/// SVART CROWN + RLHT + SIX GRAMMES EIGHT et SEARING SKULL

LE GRILLEN ( Colmar ) (10/03/2017)

Publié le 16/03/2017 par olivier no limit

LE GRILLEN : Pour fêter ses deux années d’existence, l’association Colmarienne HEADBANG nous proposait ce vendredi 10 mars, une affiche metal alléchante plutôt tournée vers le metal noir avec les groupes Français à l’honneur.

 

C’est SEARING SKULLqui ouvre les hostilités alors que la petite salle du GRILLEN se remplie petit à petit.
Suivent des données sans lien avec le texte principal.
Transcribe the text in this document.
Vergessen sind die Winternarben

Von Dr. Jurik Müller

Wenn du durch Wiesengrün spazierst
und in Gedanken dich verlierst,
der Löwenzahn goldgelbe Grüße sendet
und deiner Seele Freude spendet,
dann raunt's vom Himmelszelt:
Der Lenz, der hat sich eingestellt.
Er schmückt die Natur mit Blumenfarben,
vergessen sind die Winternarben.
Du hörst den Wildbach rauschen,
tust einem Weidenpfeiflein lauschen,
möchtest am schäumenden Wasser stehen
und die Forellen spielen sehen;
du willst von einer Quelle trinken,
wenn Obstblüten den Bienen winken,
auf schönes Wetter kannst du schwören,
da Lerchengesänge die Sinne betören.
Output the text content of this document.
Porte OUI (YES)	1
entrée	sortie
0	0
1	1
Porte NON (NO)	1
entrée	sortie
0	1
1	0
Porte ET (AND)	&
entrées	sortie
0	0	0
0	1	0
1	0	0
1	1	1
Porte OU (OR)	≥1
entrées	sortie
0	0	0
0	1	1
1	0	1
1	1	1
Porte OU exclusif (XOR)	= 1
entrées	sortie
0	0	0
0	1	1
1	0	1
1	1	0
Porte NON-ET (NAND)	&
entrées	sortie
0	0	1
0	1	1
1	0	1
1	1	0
Originaires d’Alsace, ces musiciens, vraiment underground, font dans un black pagan metal traditionnel qui est loin d’être désagréable ; en fait j’en ai apprécié la démarche car ils jouent aussi bien sur des mids tempos un peu thrashy et obsédants comme peuvent en pondre SATYRICON que s’envoler vers des pulsations plus speed à coup de blast beat enragés ;  ils essayent de ne pas vouloir s’enfermer dans des carcans tout en respectant et drivant de cette aura glacée propre au black. La salle répond plutôt honorablement à leur musique bien posée et habitée par ce qu’on appelle la passion. Ce soir, pour l’occasion, ce combo, qui est né il y a tout de même 20 ans et qui semble renaitre de ses cendres pour cette soirée, n’a rien de déplacé, bien au contraire, car ils annoncent ce qui va suivre.

 

Quoique….. C’est ensuite au tour des Colmariens SIX GRAMMES EIGHT d’entamer la danse de guerre.

Alors certains ont dit qu’ils faisaient un peu « intrus » dans cette scène dédiée ce soir au Black. Perso, j’ai bien aimé, adorant la diversité dans le metal. Leur musique oscille entre hardcore et death core et ils balancent leurs pulsions à grands coups de breakdowns salvateurs, emmenés par deux chanteurs, l’un hardcore, l’autre plutôt « groinck », pendant que les guitares tranchent dans le tas comme des massues. Fort d’un nouvel album nommé « Aldebaran » ils ont la rage. Dans le public quelques fans à casquettes y vont de leur danse syncopée et au fur et à mesure de leur set, on sent, que pour ces musiciens, la musique est plus qu’un passetemps, mais plutôt une manière de vivre.

 

Et puis ce sont les niçois de SVART CROWN qui prennent possession de planches.

C’est marrant la vie. Ce matin je me passais en boucle la musique de leur dernier opus « Abreaction », en vue de la chroniquer. Là, je suis juste au pied de leur leader, devant la scène et l’effet est saisissant. Ils sont en chair, en os et en ombre. Effectivement, leur musique est noire, torturée charriant des ambiances glauques, agressives et malsaines. Issus de l’underground, JB Le Bail et sa meute dispense un death / black qui peut aussi bien être teigneux que lourd et plombé. Leur nouvel album « Abreaction « est une sorte de d’exutoire à toutes le galères qu’ils ont subi ces derniers temps (et elles furent nombreuses) .Du coup leur musique, par le biais de titres comme «Transsubstantiation », « Khimba Rites », « Orgasmic Spiritual Ecstasy », dispensent une émotion palpable, de celles qui marquent tout ce qu’un musicien doit endurer pour survivre envers vents et marrées. Mais SVART CROWN c’est aussi, malgré les changements de line up, une machine bien huilée où les nouveaux venus, le batteur Kevin Paradis et le guitariste Kevin Verlay, font corps avec JB et le bassiste Ludovic Veyssière. Le public, je pense, le ressent car il est monté d’un cran dans le plaisir. Sur les planches, le visage de JB Le Bail irradie son plaisir d’être là ce soir. C’est un signe.

SET LIST: In Utero
 Colosseum
 Profane
 Transsubstantiation
 Khimba Rites
 Revelatio
 Orgasmic Spiritual ecstasy
 Until The last breat
 Therapy of flesh
 An Eternal Descent

 

 

Arrive ensuite les dieux de la fête. REGARDE LES HOMMES TOMBER.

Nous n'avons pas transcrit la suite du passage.